Dixit Laurent Laplante
Barre de navigation
Québec, le 20 avril 2000
Mafia Boy : Punir ou prévoir?

Au moins un des petits futés qui ont ébranlé Yahoo et Amazon sur leurs bases a été identifié.  Il a procédé du haut de ses quinze ans et depuis Montréal.  Visiblement soulagée, la grande responsable de la justice américaine, Janet Reno, a réclamé pour l'adolescent une sévère punition.  Ce n'est pourtant pas de cette manière qu'il faut chercher la consolidation des réseaux informatiques.

Parce qu'ils constituent la plus grande puissance du monde, les États-Unis ont tendance à croire qu'ils peuvent gagner sur tous les tableaux.  Ils poursuivent leurs concurrents devant l'Organisation mondiale du commerce et les y accusent de concurrence déloyale, mais ils multiplient eux-mêmes les atermoiements avant de se soumettre aux verdicts rendus contre eux par la même OMC.  Ils refusent pendant des années de verser leur cotisation à l'ONU, mais ils substitueront à une ONU récalcitrante une OTAN docile pour mieux bombarder la Yougoslavie.  Ils rappellent aux autres l'importance des droits universels, mais ils ignorent les reproches qui leur sont adressés à eux-mêmes par Amnistie Internationale et multiplient allègrement les exécutions capitales.  Quand on pèse lourd, il ne devrait pourtant pas être nécessaire de pratiquer le jeu du deux poids, deux mesures.

Dans le cas des inquiétudes vécues par certains des grands exploitants d'Internet, la justice américaine a déjà conclu que c'est à un adolescent, dont la culpabilité n'a d'ailleurs pas encore été établie, de payer pour les imprudences de ces consortiums.  Pourquoi, en effet, ne pas gagner sur les deux tableaux?  Pourquoi ne pas faire pression à l'échelle mondiale pour que les enfants, dès le berceau, apprennent le maniement de l'ordinateur et naviguent à qui mieux mieux, tout en blâmant les enfants si, d'aventure, ils demandent à l'ordinateur autre chose que ce que prévoit le livre du maître?  Pourquoi ne pas accumuler des milliards en faisant de la Toile le partenaire obligé de toute formation et de toute économie, tout en refilant aux utilisateurs la tâche d'assurer la fiabilité de la machine et du réseau?  Quand de telles contradictions surgissent dans la tête des enfants, on appelle cela la pensée magique.  Mais peut-être l'industrie informatique s'est-elle octroyé le droit de rentabiliser jusqu'à ses propres incohérences.
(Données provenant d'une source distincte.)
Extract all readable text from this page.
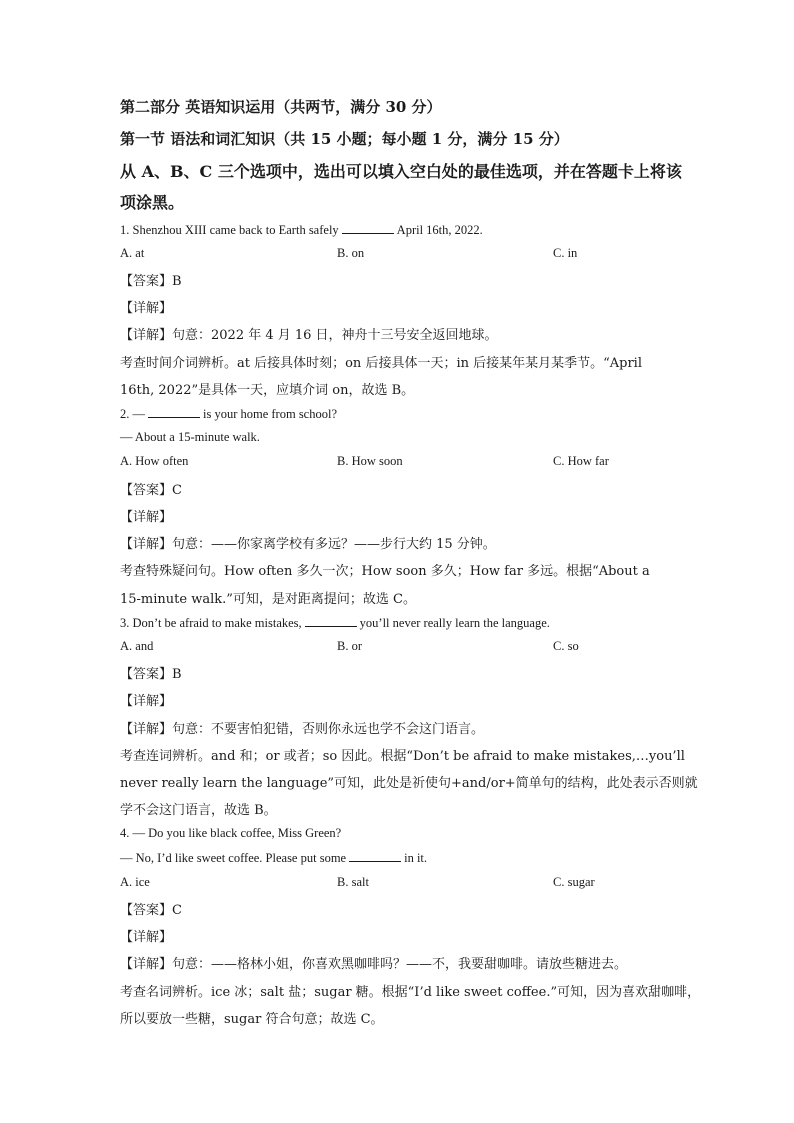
第二部分 英语知识运用（共两节，满分 30 分）
第一节 语法和词汇知识（共 15 小题；每小题 1 分，满分 15 分）
从 A、B、C 三个选项中，选出可以填入空白处的最佳选项，并在答题卡上将该
项涂黑。
1. Shenzhou XIII came back to Earth safely	April 16th, 2022.
A. at	B. on	C. in
【答案】B
【详解】
【详解】句意：2022 年 4 月 16 日，神舟十三号安全返回地球。
考查时间介词辨析。at 后接具体时刻；on 后接具体一天；in 后接某年某月某季节。“April
16th, 2022”是具体一天，应填介词 on，故选 B。
2. —	is your home from school?
— About a 15-minute walk.
A. How often	B. How soon	C. How far
【答案】C
【详解】
【详解】句意：——你家离学校有多远？——步行大约 15 分钟。
考查特殊疑问句。How often 多久一次；How soon 多久；How far 多远。根据“About a
15-minute walk.”可知，是对距离提问；故选 C。
3. Don’t be afraid to make mistakes,	you’ll never really learn the language.
A. and	B. or	C. so
【答案】B
【详解】
【详解】句意：不要害怕犯错，否则你永远也学不会这门语言。
考查连词辨析。and 和；or 或者；so 因此。根据“Don’t be afraid to make mistakes,…you’ll
never really learn the language”可知，此处是祈使句+and/or+简单句的结构，此处表示否则就
学不会这门语言，故选 B。
4. — Do you like black coffee, Miss Green?
— No, I’d like sweet coffee. Please put some	in it.
A. ice	B. salt	C. sugar
【答案】C
【详解】
【详解】句意：——格林小姐，你喜欢黑咖啡吗？——不，我要甜咖啡。请放些糖进去。
考查名词辨析。ice 冰；salt 盐；sugar 糖。根据“I’d like sweet coffee.”可知，因为喜欢甜咖啡，
所以要放一些糖，sugar 符合句意；故选 C。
Je ne suis pas en train de bénir la criminalité informatique.  Elle constitue une menace contre laquelle l'humanité doit être protégée.  La question est de savoir, d'une part, de qui relève cette protection et, d'autre part, de quelle criminalité il s'agit.  Dans le cas des jouets mis à la disposition des enfants, on ne blâme pas l'enfant, mais le fabricant si le jeu de blocs est revêtu de peinture toxique ou si le petit camion présente des angles coupants.  L'industrie informatique n'a pas à crucifier un adolescent si elle a engrangé des milliards avant même d'assurer l'étanchéité de ses joints.  Qu'elle fasse d'abord son propre travail.  Quant à Janet Reno, on souhaite qu'elle fasse les distinctions souhaitables : pour qu'il y ait crime, encore faut-il qu'on puisse constater une intention criminelle.  Cela n'est pas toujours le cas quand l'acte est le fait d'un enfant ou même d'un adolescent.  Que Janet Reno sache aussi ceci : la justice québécoise, malgré les agités qui remanient présentement la législation sur les jeunes contrevenants, a bien peu à apprendre d'un régime qui n'en finit plus de ne pas régler le sort du jeune Elian.

Je n'ai pas la naïveté de penser que l'industrie informatique va battre sa coulpe ailleurs que sur la poitrine de ses clients.  Quand elle a tardé à prévoir le passage à l'an 2000, elle n'a pas vu dans son mauvais calcul matière à présenter ses excuses.  Mais non!  Elle a tout simplement amplifié les inquiétudes au sujet du fameux bogue et vendu profitablement du nouvel équipement ou des mécanismes de protection.  Des excuses?  Pourquoi s'y plier quand on contrôle tout?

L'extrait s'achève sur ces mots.